Make Way for Marketing to Generation Z
Earlier this month, EGC Insights posted feedback from some members of the company on what it's like to be in the millennial (a.k.a. Generation Y) age group. Lately, there have been some noteworthy findings in relation to forecasts in marketing. We already know about the audiences for Generation X and Y. These latest findings concern the consumers of tomorrow. You guessed it – Generation Z.
Flashback: How Generations X and Y Revolutionized Advertising
Have you ever stopped to think of how it seemed like only yesterday when strategies were created (and adjusted, as needed) to attract and appeal to the age groups that were dubbed Generation X and Generation Y? The common denominator for both groups was the influence of the Internet. Everything from email to social media platforms to online video were (and remain) the go-to method of communication for information on everything they needed – including information provided by advertisements.
What Makes Generation Z Different
First, consider some trends that are exclusive to Generation Z (who are in the age bracket of 16 to 19 years of age). For instance, the traditional “School Fairs” of yesteryear, where colleges and professional schools set up tables with banners and brochures to get the attention of high school seniors has been supplemented by digital recruitment. And, those students who are do go on to college are finding out about their acceptance to a school via Snapchat. These two examples perfectly illustrate the changes that accompany advances in technology. And it should be noted that these changes have as much to do with the attitude of this younger generation as they do with getting information via mobile instead of snail-mail.
What Marketers Should Keep in Mind
Before we know it, Generation Z will join (and in time, displace) Generations X and Y as being the largest consumer audience. And, while these young people will be the consumers of tomorrow, their presence (and preferences) are being noticed now. Greg Sterling, writing for Marketing Land, recently summarized a study that was conducted by marketing research company Kantar Millward Brown: “In general…there’s no ‘one size fits all’ approach that will work equally well for each generational audience segment. And while many attitudes are consistent across generations, the report argues that Gen Z is the most difficult for marketers to reach and engage.” In support of these findings, Lucy Handley reported for CNBC that a global 50 percent of Generation Z are likely to avoid advertising altogether. They are probably avid users of ad blocker technology, and actively bypass content. Ms. Handley states, “To reach them, brands would do best to use humor, rather than celebrities, in their advertising,” and concludes, “…the only real way forward is for brands to create content that will stop Gen Z in their tracks.”

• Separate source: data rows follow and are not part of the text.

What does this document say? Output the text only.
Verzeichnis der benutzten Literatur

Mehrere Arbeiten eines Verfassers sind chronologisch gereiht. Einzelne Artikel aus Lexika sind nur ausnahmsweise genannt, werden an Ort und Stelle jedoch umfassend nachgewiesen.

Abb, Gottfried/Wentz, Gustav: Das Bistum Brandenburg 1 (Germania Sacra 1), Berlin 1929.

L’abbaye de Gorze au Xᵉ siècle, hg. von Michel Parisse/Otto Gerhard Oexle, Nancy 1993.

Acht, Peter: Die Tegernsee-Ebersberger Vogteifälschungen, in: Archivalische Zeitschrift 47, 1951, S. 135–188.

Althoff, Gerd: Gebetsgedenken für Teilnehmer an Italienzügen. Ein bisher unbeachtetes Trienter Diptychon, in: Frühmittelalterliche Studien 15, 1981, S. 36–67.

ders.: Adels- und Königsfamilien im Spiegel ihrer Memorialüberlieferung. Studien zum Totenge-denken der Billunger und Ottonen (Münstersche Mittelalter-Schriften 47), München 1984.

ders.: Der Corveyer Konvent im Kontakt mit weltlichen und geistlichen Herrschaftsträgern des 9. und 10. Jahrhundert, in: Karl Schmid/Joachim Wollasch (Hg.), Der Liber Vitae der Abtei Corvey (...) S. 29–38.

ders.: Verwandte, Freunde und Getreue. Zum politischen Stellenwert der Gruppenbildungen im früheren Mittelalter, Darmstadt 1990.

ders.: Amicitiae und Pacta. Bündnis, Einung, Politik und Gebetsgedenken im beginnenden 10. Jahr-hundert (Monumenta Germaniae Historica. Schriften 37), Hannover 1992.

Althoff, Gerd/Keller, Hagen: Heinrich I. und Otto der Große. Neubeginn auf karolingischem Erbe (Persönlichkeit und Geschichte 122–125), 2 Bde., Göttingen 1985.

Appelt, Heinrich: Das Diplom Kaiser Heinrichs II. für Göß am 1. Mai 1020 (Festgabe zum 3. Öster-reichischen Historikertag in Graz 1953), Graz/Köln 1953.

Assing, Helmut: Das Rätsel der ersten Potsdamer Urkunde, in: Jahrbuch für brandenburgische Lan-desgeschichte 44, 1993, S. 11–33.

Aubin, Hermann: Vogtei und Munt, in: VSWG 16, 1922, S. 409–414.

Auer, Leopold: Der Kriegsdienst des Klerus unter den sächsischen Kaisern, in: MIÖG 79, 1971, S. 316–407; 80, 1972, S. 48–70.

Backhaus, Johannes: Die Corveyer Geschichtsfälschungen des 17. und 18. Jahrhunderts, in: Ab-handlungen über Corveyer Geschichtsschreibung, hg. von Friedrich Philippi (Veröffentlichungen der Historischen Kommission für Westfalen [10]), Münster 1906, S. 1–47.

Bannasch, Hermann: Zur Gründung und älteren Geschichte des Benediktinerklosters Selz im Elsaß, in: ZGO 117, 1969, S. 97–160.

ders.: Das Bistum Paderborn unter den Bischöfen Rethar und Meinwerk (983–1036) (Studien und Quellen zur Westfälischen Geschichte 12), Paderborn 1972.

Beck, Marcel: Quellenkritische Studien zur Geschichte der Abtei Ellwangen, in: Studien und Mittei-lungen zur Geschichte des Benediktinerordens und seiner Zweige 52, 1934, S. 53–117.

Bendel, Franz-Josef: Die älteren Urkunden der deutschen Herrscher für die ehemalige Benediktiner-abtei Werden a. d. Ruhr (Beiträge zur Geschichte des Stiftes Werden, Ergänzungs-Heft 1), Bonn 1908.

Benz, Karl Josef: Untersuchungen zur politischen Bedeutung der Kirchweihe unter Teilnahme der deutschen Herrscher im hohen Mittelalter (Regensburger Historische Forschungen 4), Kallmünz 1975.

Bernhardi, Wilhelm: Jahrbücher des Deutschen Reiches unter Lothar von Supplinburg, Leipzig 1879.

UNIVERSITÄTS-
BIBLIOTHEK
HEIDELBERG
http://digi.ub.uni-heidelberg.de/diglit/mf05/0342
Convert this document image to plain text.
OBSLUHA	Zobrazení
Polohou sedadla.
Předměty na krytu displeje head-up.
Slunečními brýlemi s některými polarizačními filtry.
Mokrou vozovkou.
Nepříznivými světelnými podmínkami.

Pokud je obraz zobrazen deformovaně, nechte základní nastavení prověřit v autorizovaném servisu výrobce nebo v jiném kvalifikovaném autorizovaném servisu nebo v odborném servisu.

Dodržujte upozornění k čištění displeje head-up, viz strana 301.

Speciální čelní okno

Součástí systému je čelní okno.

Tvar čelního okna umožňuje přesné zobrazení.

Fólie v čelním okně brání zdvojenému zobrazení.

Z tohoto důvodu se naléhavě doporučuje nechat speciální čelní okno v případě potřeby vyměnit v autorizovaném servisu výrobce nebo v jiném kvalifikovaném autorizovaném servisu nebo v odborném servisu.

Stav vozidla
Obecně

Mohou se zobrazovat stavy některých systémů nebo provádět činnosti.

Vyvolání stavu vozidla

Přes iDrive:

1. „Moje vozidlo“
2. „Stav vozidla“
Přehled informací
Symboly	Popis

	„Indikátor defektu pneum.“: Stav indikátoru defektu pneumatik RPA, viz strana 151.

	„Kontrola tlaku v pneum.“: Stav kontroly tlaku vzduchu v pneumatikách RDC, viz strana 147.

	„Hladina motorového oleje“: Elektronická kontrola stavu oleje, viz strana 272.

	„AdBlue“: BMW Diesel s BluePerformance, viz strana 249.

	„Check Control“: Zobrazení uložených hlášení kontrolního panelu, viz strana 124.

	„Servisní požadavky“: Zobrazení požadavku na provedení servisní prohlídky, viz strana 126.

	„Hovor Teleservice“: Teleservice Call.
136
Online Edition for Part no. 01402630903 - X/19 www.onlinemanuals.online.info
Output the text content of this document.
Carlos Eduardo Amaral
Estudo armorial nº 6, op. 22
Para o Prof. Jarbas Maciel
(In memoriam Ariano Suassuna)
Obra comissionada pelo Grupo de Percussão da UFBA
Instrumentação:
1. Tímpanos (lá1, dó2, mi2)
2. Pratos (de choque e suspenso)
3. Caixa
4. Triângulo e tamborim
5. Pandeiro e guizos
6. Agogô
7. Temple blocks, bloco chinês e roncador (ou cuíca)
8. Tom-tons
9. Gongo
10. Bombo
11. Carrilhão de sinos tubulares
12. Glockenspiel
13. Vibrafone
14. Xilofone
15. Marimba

How to Avoid Rating a Zero with Generation Z
Once again, marketers are presented with a challenge in catering and attracting what can be called “the audience of the future.” It is a challenge, but not an obstacle. The operative words in Ms. Handley’s last quote – “…stop Gen Z in their tracks” should be considered a marketing mantra. (This saying applies to attracting any audience, and in time, the term ‘Gen Z’ will be replaced with something else.)
One type of advertising that might engage this age group is – believe it or not – traditional advertising. According to Mr. Sterling, Generation Z is more inclined to view traditional ads (e.g., print, television commercials) than digital formats. (One theory is that online ads are considered more intrusive, thus bothersome, to these young people who don’t want to be interrupted when they are engaged on their mobile devices.) Additionally, they prefer interesting (and humorous) stories where content unfolds, unrushed and without any high-pressure to make a purchase.
What are the Solutions?
With that criteria in mind, native advertising (which is distinguishable in that it is not disruptive), in addition to “influencers” (not celebrities, but relatable everyday people) are two types of advertising that would appeal to Generation Z. Who knows? Maybe a whole new field of opportunities to attract this younger group of consumers will inspire a new era of content creation.
As times change, so do the tastes and trends of how people relate, communicate, and engage. This is especially true in advertising. And, as stated previously, catering to and attracting a new audience may be a challenge, but is never an impossibility.
(Interesting question to ponder: Now that Generation Z closes out the alphabet, what will the next generation be named?)